I’d also advise seeking someone to confide in and get advice from. Whether that be a Pastor, a Therapist, or a Relative outside the immediate family and your mother.
Consider changing work as well. Something less stressful or time consuming perhaps. Allowing you to be present at home and in your family’s life more. I’m not sure of your immediate situation. Though so I’m not immediately sure if it’s possible for you.
If you decide on divorce. I’d advise slowly gathering information favorable to gaining primary custody of the youngest as it seems like she is your main concern. Also get advice from other Divorced men and start putting out feelers for lawyers and getting contact information. Some will at least give out their Business Cards and even some preliminary advice free of charge. Given how many bloody lawyers there are these days. It maybe worth it even if it’s not financially ideal.
I wish I could be more helpful. So much ultimately comes down to you and what you are or aren’t willing to do. I wish you the best man and am praying for you to keep going and fighting. Don’t let the Devil win this one.

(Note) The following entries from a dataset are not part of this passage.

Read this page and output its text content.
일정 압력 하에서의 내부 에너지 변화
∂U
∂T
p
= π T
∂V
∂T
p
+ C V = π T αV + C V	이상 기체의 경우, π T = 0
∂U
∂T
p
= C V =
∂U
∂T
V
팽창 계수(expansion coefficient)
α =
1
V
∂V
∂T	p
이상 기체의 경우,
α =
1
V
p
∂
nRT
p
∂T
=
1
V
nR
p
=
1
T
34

Thank you. Yes, I didn't share it as already had, but weve been going through a divorce for over a year now (and I mean going through because she insisted about 15 months ago that we separate, so we moved into separate rooms, yet we continue to live together). I've brought this up recently and "nothing has changed" so yes I do wish I could just find some place alone. I think fishing or doing something outside in nature is a great idea. I'm so exhausted from work that I often spend my day off just sleeping as much as I can then doing some indoor games like things on the nintendo switch. I dont have much energy to even leave the house. I appreciate the work suggestions - I'm very happy with where I am and am currently a contractor hoping to make it full time which will change thing significantly, so I don't have a desire to leave just yet. Want to see it through. I think primary custody is probably what I should fight for, as well. She even just told me yesterday "I think hou should take her, I want to focus on my career and I just cant (she just finished school)". Funny because, like I told her, we are still parents. Nothing changes that. And asked her what if I wanted to flip the script and go to school full time, have her pay all the bills, how would she feel? Her response: "BUT YOU DIDNT!" just cant grasp any of my points. I'm like "Yeah ,but if I did?" "YOU'RE NOT GOING TO, YOU HATE SCHOOL!" Point being - she went to school for four years while I worked. I did this so I could ensure she got her degree. I busted my ass. Now she literally just graduated a week ago and has been wanting a divorce for the last year. So I sacrificed all of that just so I could set her up with a degree and set myself up with a divorce.
Wait are you the same guy we explained shit tests to and said your wife def found some other dude or cheated weeks to a month ago on here? You need to get out and fast.
I don't believe she cheated, no. But she's got photos of her ex high school sweetheart on her phone who died a few months ago which put her in this weird ass depression. She never told me about it. I found the photos.